A Future Combination of PRONOM and GDFR?
An interesting emerging digital preservation development is the Unified Digital Formats Registry (UDFR) combining efforts from the UK National Archive’s PRONOM service and Harvard University’s Global Digital Formats Registry (GDFR).
THE GDFR website notes in April 2009 the GDFR initiative joined forces with the UK National Archives’ PRONOM registry initiative under a new name – the Unified Digital Formats Registry (UDFR). The UDFR will support the requirements and use cases compiled for GDFR and will be seeded with PRONOM’s software and formats database. A new website is being constructed for the UDFR and will be available at www.udfr.org.
To quote from the UDFR Proposal and Roadmap:
” There are two major efforts underway to create a format registry with complimentary strengths and weaknesses. PRONOM, created by The National Archives (TNA) in the UK, has a strong technological base, and has been building a database of original information about various digital formats.
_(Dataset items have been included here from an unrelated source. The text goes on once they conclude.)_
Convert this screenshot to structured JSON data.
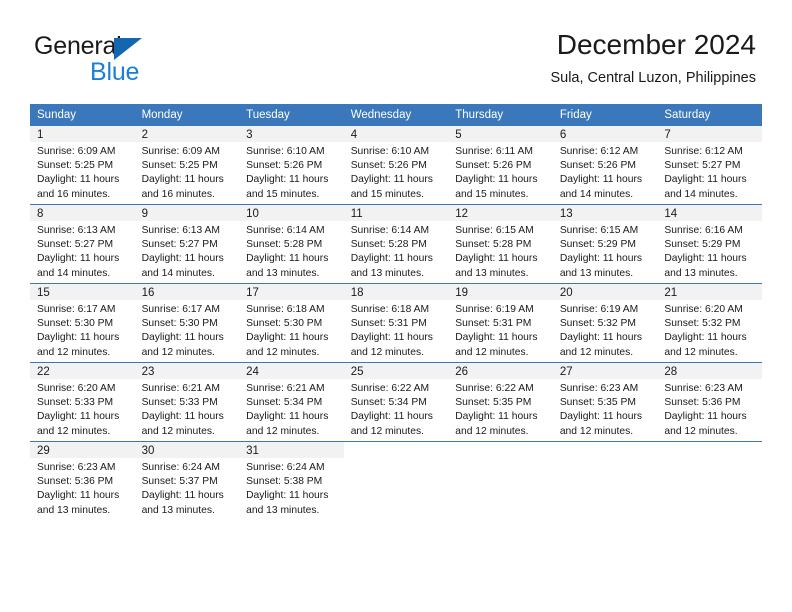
{
  "logo": {
    "word_top": "General",
    "word_bottom": "Blue",
    "triangle_icon": "blue-triangle-icon",
    "color_dark": "#1a1a1a",
    "color_blue": "#1c7fd4"
  },
  "header": {
    "title": "December 2024",
    "subtitle": "Sula, Central Luzon, Philippines"
  },
  "colors": {
    "header_band": "#3a77bb",
    "daynum_band": "#f2f2f2",
    "text": "#1a1a1a"
  },
  "calendar": {
    "weekday_headers": [
      "Sunday",
      "Monday",
      "Tuesday",
      "Wednesday",
      "Thursday",
      "Friday",
      "Saturday"
    ],
    "weeks": [
      [
        {
          "day": "1",
          "sunrise": "Sunrise: 6:09 AM",
          "sunset": "Sunset: 5:25 PM",
          "daylight1": "Daylight: 11 hours",
          "daylight2": "and 16 minutes."
        },
        {
          "day": "2",
          "sunrise": "Sunrise: 6:09 AM",
          "sunset": "Sunset: 5:25 PM",
          "daylight1": "Daylight: 11 hours",
          "daylight2": "and 16 minutes."
        },
        {
          "day": "3",
          "sunrise": "Sunrise: 6:10 AM",
          "sunset": "Sunset: 5:26 PM",
          "daylight1": "Daylight: 11 hours",
          "daylight2": "and 15 minutes."
        },
        {
          "day": "4",
          "sunrise": "Sunrise: 6:10 AM",
          "sunset": "Sunset: 5:26 PM",
          "daylight1": "Daylight: 11 hours",
          "daylight2": "and 15 minutes."
        },
        {
          "day": "5",
          "sunrise": "Sunrise: 6:11 AM",
          "sunset": "Sunset: 5:26 PM",
          "daylight1": "Daylight: 11 hours",
          "daylight2": "and 15 minutes."
        },
        {
          "day": "6",
          "sunrise": "Sunrise: 6:12 AM",
          "sunset": "Sunset: 5:26 PM",
          "daylight1": "Daylight: 11 hours",
          "daylight2": "and 14 minutes."
        },
        {
          "day": "7",
          "sunrise": "Sunrise: 6:12 AM",
          "sunset": "Sunset: 5:27 PM",
          "daylight1": "Daylight: 11 hours",
          "daylight2": "and 14 minutes."
        }
      ],
      [
        {
          "day": "8",
          "sunrise": "Sunrise: 6:13 AM",
          "sunset": "Sunset: 5:27 PM",
          "daylight1": "Daylight: 11 hours",
          "daylight2": "and 14 minutes."
        },
        {
          "day": "9",
          "sunrise": "Sunrise: 6:13 AM",
          "sunset": "Sunset: 5:27 PM",
          "daylight1": "Daylight: 11 hours",
          "daylight2": "and 14 minutes."
        },
        {
          "day": "10",
          "sunrise": "Sunrise: 6:14 AM",
          "sunset": "Sunset: 5:28 PM",
          "daylight1": "Daylight: 11 hours",
          "daylight2": "and 13 minutes."
        },
        {
          "day": "11",
          "sunrise": "Sunrise: 6:14 AM",
          "sunset": "Sunset: 5:28 PM",
          "daylight1": "Daylight: 11 hours",
          "daylight2": "and 13 minutes."
        },
        {
          "day": "12",
          "sunrise": "Sunrise: 6:15 AM",
          "sunset": "Sunset: 5:28 PM",
          "daylight1": "Daylight: 11 hours",
          "daylight2": "and 13 minutes."
        },
        {
          "day": "13",
          "sunrise": "Sunrise: 6:15 AM",
          "sunset": "Sunset: 5:29 PM",
          "daylight1": "Daylight: 11 hours",
          "daylight2": "and 13 minutes."
        },
        {
          "day": "14",
          "sunrise": "Sunrise: 6:16 AM",
          "sunset": "Sunset: 5:29 PM",
          "daylight1": "Daylight: 11 hours",
          "daylight2": "and 13 minutes."
        }
      ],
      [
        {
          "day": "15",
          "sunrise": "Sunrise: 6:17 AM",
          "sunset": "Sunset: 5:30 PM",
          "daylight1": "Daylight: 11 hours",
          "daylight2": "and 12 minutes."
        },
        {
          "day": "16",
          "sunrise": "Sunrise: 6:17 AM",
          "sunset": "Sunset: 5:30 PM",
          "daylight1": "Daylight: 11 hours",
          "daylight2": "and 12 minutes."
        },
        {
          "day": "17",
          "sunrise": "Sunrise: 6:18 AM",
          "sunset": "Sunset: 5:30 PM",
          "daylight1": "Daylight: 11 hours",
          "daylight2": "and 12 minutes."
        },
        {
          "day": "18",
          "sunrise": "Sunrise: 6:18 AM",
          "sunset": "Sunset: 5:31 PM",
          "daylight1": "Daylight: 11 hours",
          "daylight2": "and 12 minutes."
        },
        {
          "day": "19",
          "sunrise": "Sunrise: 6:19 AM",
          "sunset": "Sunset: 5:31 PM",
          "daylight1": "Daylight: 11 hours",
          "daylight2": "and 12 minutes."
        },
        {
          "day": "20",
          "sunrise": "Sunrise: 6:19 AM",
          "sunset": "Sunset: 5:32 PM",
          "daylight1": "Daylight: 11 hours",
          "daylight2": "and 12 minutes."
        },
        {
          "day": "21",
          "sunrise": "Sunrise: 6:20 AM",
          "sunset": "Sunset: 5:32 PM",
          "daylight1": "Daylight: 11 hours",
          "daylight2": "and 12 minutes."
        }
      ],
      [
        {
          "day": "22",
          "sunrise": "Sunrise: 6:20 AM",
          "sunset": "Sunset: 5:33 PM",
          "daylight1": "Daylight: 11 hours",
          "daylight2": "and 12 minutes."
        },
        {
          "day": "23",
          "sunrise": "Sunrise: 6:21 AM",
          "sunset": "Sunset: 5:33 PM",
          "daylight1": "Daylight: 11 hours",
          "daylight2": "and 12 minutes."
        },
        {
          "day": "24",
          "sunrise": "Sunrise: 6:21 AM",
          "sunset": "Sunset: 5:34 PM",
          "daylight1": "Daylight: 11 hours",
          "daylight2": "and 12 minutes."
        },
        {
          "day": "25",
          "sunrise": "Sunrise: 6:22 AM",
          "sunset": "Sunset: 5:34 PM",
          "daylight1": "Daylight: 11 hours",
          "daylight2": "and 12 minutes."
        },
        {
          "day": "26",
          "sunrise": "Sunrise: 6:22 AM",
          "sunset": "Sunset: 5:35 PM",
          "daylight1": "Daylight: 11 hours",
          "daylight2": "and 12 minutes."
        },
        {
          "day": "27",
          "sunrise": "Sunrise: 6:23 AM",
          "sunset": "Sunset: 5:35 PM",
          "daylight1": "Daylight: 11 hours",
          "daylight2": "and 12 minutes."
        },
        {
          "day": "28",
          "sunrise": "Sunrise: 6:23 AM",
          "sunset": "Sunset: 5:36 PM",
          "daylight1": "Daylight: 11 hours",
          "daylight2": "and 12 minutes."
        }
      ],
      [
        {
          "day": "29",
          "sunrise": "Sunrise: 6:23 AM",
          "sunset": "Sunset: 5:36 PM",
          "daylight1": "Daylight: 11 hours",
          "daylight2": "and 13 minutes."
        },
        {
          "day": "30",
          "sunrise": "Sunrise: 6:24 AM",
          "sunset": "Sunset: 5:37 PM",
          "daylight1": "Daylight: 11 hours",
          "daylight2": "and 13 minutes."
        },
        {
          "day": "31",
          "sunrise": "Sunrise: 6:24 AM",
          "sunset": "Sunset: 5:38 PM",
          "daylight1": "Daylight: 11 hours",
          "daylight2": "and 13 minutes."
        },
        {
          "day": "",
          "sunrise": "",
          "sunset": "",
          "daylight1": "",
          "daylight2": ""
        },
        {
          "day": "",
          "sunrise": "",
          "sunset": "",
          "daylight1": "",
          "daylight2": ""
        },
        {
          "day": "",
          "sunrise": "",
          "sunset": "",
          "daylight1": "",
          "daylight2": ""
        },
        {
          "day": "",
          "sunrise": "",
          "sunset": "",
          "daylight1": "",
          "daylight2": ""
        }
      ]
    ]
  }
}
PRONOM at this point however is owned and maintained by a single organization, making it vulnerable to changes in that institution. The Global Digital Formats Registry (GDFR) effort, hosted by Harvard University, has developed a model for a registry based on shared governance, cooperative data contribution, and distributed data hosting. However, GDFR is technically less far along in development, and has not yet begun database building.
Given the paucity of resources in the digital preservation community it would be highly unfortunate if these efforts were to compete for resources. Therefore a group of involved and interested institutions have agreed to join together to create a single shared formats registry drawing on the individual strengths of the two existing efforts. The initiative would:
- be technically based on the existing PRONOM system and database;
- create a community governance model for the registry involving all institutions willing to contribute to its development;
- develop a mechanism for the distribution of the registry data in such a way as to support local extensions and additions to the database;
- develop both technical and organizational support for distributed input to the registry, including some form of quality vetting of contributed data.”
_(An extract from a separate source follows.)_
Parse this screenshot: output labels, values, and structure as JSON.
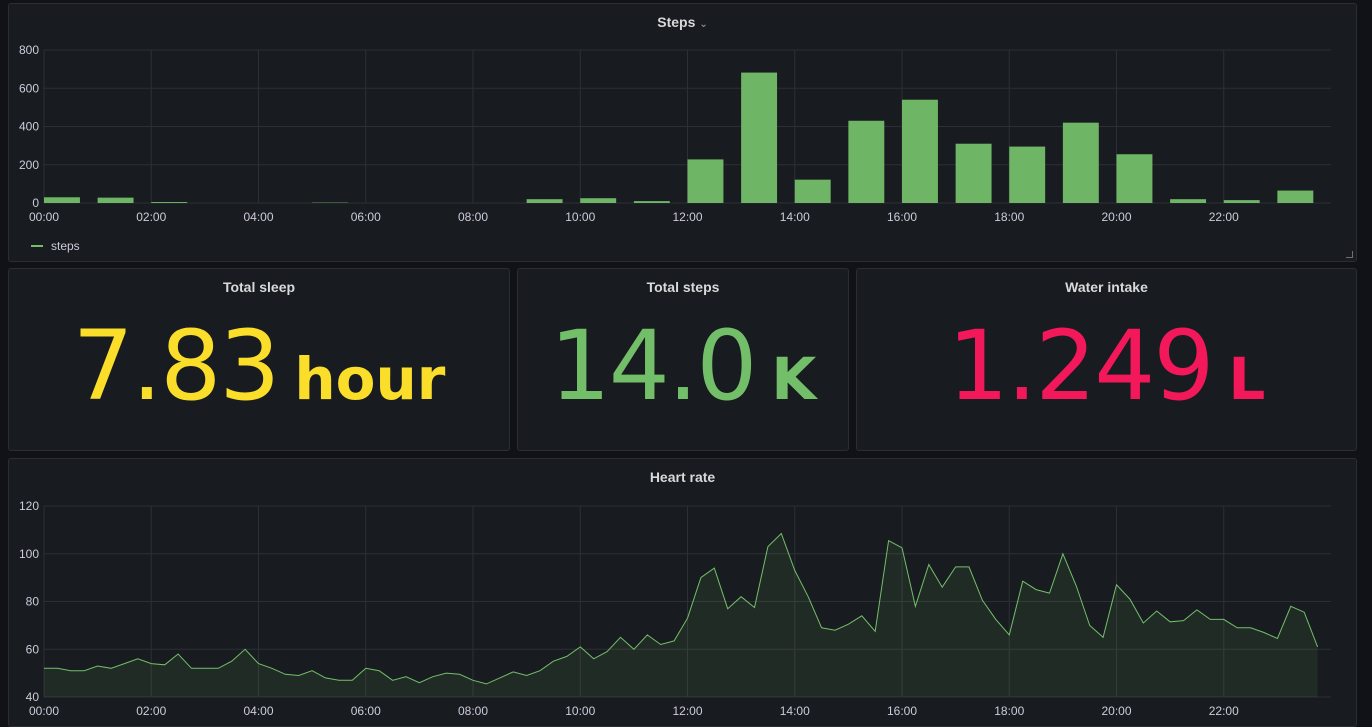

Further details of the proposal are available from the GDFR website.
2 comments neil | Digital Preservation, Libraries and Archives
looks promising and the timeframe of July 2010 is reasonable too. I wonder what it will mean in real terms though – how will it affect the avg genealogist?
Hi Richard
hopefully it should be a positive development for users – if it can broaden and strengthen organisational support by combining efforts in the field.